You may have seen or read about the recently announced change in the Personal Injury Discount Rate, sometimes known as the Ogden rate.  This has been reduced from 2.5% to -0.75% with effect from March 2017.

You might well ask what on earth is this and what is it got to do with me?

This discount rate has traditionally been applied to lump-sum payments made by insurance companies to claimants following injuries sustained in motor accidents or accidents suffered at work or on other’s premises. The idea behind it is that the claimant should not be overcompensated for their injuries, given that they are receiving a large lump sum and could receive future investment income on this money. It is a way therefore, of reducing the payment that the insurers make and shifting some of this future investment risk to the claimant.

As you will know, investment returns in recent years have been much lower and hence this reduction in the discount reflects the fact that the claimant’s will receive a much lower return on the invested lump sum. The fact that the rate has changed to a negative figure means that the insurers will have to “top up” their settlements.

It is difficult to know whether to feel sympathy for the insurance companies or not as it has been known for many years that the rate was going to be reduced and the insurers have largely failed to plan for this and are now complaining at the amount of extra reserving they are having to do to pay for this. Having said that, the cut was much more savage than anyone had expected.
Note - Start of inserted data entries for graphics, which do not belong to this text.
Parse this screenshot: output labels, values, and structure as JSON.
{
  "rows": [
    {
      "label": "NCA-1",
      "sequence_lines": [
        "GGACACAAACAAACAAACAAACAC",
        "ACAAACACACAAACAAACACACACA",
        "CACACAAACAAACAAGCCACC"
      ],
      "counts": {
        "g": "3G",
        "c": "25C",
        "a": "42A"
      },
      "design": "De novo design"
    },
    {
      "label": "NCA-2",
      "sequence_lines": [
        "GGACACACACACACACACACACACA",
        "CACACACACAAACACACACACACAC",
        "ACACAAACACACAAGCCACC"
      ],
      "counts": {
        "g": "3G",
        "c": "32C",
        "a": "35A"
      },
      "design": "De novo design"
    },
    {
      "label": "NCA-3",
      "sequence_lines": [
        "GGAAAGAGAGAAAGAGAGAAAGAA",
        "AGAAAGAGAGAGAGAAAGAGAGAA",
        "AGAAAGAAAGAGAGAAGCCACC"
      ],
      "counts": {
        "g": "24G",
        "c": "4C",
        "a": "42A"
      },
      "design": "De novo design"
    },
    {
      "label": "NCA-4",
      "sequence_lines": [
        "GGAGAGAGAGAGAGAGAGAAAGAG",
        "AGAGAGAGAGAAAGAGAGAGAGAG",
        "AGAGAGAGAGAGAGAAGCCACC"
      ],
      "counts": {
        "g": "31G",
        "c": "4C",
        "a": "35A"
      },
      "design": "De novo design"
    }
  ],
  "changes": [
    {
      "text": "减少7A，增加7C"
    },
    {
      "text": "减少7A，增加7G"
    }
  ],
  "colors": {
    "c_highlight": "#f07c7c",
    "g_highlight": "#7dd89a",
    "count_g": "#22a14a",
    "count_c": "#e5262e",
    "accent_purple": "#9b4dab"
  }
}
Whilst the insurers could have been more proactive over the past decade in preparing for this change it is the policyholder who will eventually pay for this in terms of higher premiums. Not only will motor rates rise but any legal liability policies such as public liability or employers liability will also feel the heat. This, on top of the continued rise in insurance premium tax will mean that your insurance spend will be inevitably rising higher than the rate of inflation over the next few years.